AKUMA: Cyberpunk Rhythm Action combina jogabilidade de ritmo acelerado com narrativa de visual novel em um mundo cyberpunk sombrio. Ambientado nas ruas iluminadas por neon de Nova Tokyo, este título para PC coloca você no papel de Typhoon, uma hacker determinada em busca da supremacia nas competições underground chamadas Hackons. Nessas batalhas de alto risco, você supera rivais por meio de sequências rítmicas de hacking, onde uma falha resulta em se despir em derrota, trazendo tensão e consequências adultas. Lançado no final de 2025, o jogo explora temas como ambição, identidade e domínio corporativo por meio de sua ação guiada por narrativa.
Jogabilidade
O coração de AKUMA está nos níveis de rhythm action, nos quais você invade sistemas acertando inputs no ritmo de batidas pulsantes. Cada fase exige sincronizar prompts na tela com pressionamentos de botões, ao som de uma trilha eclética que vai de synthwave a trance e breakcore. O sucesso nessas sequências enfraquece as defesas do oponente, levando a duelos climáticos contra hackers rivais. Entre as partes de ação, elementos de visual novel desenvolvem a história, permitindo interações com personagens e escolhas que afetam relacionamentos e ramificações do enredo. Com três níveis de dificuldade por estágio, a jogabilidade vai de padrões acessíveis para iniciantes a combos complexos que exigem precisão e reflexos rápidos.
As mecânicas priorizam a construção de combos para aumentar a eficiência do hacking, enquanto power-ups ligados ao ritmo da música podem virar o jogo em confrontos difíceis. Os elementos adultos se integram à narrativa, com derrotas levando a cutscenes reveladoras que enfatizam a vulnerabilidade dos hackers. Essa mistura forma um loop de jogabilidade que premia habilidade rítmica e decisões estratégicas nas partes da história.
Modos de Jogo
AKUMA foca em uma campanha single-player que une progressão narrativa a desafios rítmicos. O modo principal leva você por 12 níveis, cada um ligado a confrontos com rivais específicos, culminando em batalhas contra chefes que testam o domínio das mecânicas de ritmo. As configurações de dificuldade permitem personalização, com o modo fácil trazendo padrões simples e o hard elevando velocidade e complexidade para jogadores experientes.

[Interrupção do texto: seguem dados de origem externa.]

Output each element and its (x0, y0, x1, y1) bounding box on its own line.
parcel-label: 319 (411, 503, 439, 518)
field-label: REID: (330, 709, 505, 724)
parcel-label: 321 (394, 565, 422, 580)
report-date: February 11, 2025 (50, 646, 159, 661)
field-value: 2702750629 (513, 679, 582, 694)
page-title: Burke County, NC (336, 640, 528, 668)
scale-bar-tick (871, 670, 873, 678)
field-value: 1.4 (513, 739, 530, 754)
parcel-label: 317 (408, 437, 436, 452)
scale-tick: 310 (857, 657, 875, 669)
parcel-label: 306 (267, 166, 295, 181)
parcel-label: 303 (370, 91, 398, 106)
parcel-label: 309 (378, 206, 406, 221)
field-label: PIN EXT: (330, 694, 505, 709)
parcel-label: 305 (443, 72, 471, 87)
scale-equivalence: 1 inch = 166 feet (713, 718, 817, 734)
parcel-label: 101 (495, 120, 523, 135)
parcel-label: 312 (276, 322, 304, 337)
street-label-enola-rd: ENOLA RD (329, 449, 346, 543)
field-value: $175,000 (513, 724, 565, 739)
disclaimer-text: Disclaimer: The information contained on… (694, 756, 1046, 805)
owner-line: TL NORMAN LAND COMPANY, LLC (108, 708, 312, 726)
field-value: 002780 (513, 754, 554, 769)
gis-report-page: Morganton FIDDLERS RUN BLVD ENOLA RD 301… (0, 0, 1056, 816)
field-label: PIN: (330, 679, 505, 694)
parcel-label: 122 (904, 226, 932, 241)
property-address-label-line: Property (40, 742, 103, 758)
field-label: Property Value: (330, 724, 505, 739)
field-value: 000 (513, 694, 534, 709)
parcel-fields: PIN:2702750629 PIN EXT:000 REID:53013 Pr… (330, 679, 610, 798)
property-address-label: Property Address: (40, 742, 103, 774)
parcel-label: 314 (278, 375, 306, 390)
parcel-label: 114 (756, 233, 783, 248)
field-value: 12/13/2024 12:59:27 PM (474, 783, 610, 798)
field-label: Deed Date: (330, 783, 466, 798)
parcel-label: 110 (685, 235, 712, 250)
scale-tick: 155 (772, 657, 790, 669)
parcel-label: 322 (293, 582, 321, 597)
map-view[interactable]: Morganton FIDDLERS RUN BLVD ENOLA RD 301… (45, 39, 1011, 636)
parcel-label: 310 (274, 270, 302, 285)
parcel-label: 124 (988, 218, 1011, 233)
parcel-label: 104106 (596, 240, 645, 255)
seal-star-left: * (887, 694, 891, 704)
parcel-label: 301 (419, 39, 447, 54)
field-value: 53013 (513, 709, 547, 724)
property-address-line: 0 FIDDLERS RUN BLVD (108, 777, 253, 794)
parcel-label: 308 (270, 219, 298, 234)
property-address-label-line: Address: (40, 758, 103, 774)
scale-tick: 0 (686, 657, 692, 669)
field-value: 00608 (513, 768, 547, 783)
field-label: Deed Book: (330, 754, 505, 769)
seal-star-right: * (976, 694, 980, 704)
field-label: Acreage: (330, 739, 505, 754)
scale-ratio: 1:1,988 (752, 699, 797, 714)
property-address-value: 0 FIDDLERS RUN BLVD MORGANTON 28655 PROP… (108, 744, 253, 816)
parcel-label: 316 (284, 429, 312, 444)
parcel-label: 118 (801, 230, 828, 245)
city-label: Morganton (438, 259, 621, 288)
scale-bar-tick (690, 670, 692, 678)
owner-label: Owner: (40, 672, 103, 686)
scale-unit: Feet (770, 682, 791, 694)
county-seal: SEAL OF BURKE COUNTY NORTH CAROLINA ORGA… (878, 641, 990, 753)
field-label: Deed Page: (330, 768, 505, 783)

Além da campanha principal, a rejogabilidade surge ao revisitar níveis para scores maiores ou desbloquear insights narrativos extras. Sem opções multiplayer, a progressão estruturada pelos torneios Hackon garante uma sensação competitiva na experiência solo.
História e Personagens
A narrativa gira em torno da jornada de Typhoon para destronar Mira, a campeã reinante da cena de hacking de Nova Tokyo. Você enfrenta um elenco de rivais, como Sakura, uma pop idol com um lado secreto de caçadora de emoções; Akari, a líder rígida da Shingi-Dan Gang que impõe as regras dos Hackons; e o enigmático Unknown AKUMA Taker, cujas motivações trazem mistério ao enredo. Cada personagem tem um histórico revelado por diálogos e sequências de visual novel, explorando gêneros musicais favoritos que influenciam as trilhas dos níveis.
A história mergulha em temas de perda e redenção em um futuro marcado por aprimoramentos e intrigas corporativas, com mais de três horas de conteúdo misturando ação e exposição.
Vale a Pena Jogar?
Para fãs de rhythm games em busca de uma abordagem inovadora, AKUMA se destaca pelo visual cyberpunk e profundidade narrativa. Sua avaliação 100% positiva em 18 reviews no Steam realça o apelo, com elogios à trilha sonora original e níveis envolventes. A classificação adult-only atende públicos maduros à vontade com temas de nudez e competição, tornando-o uma escolha nichada em vez de uma recomendação ampla.
Se você curte jogos que fundem ação musical com história e não se incomoda com os elementos explícitos, é uma ótima opção. Sem atualizações contínuas, a experiência é completa como está, perfeita para uma jogatina focada em vez de engajamento prolongado.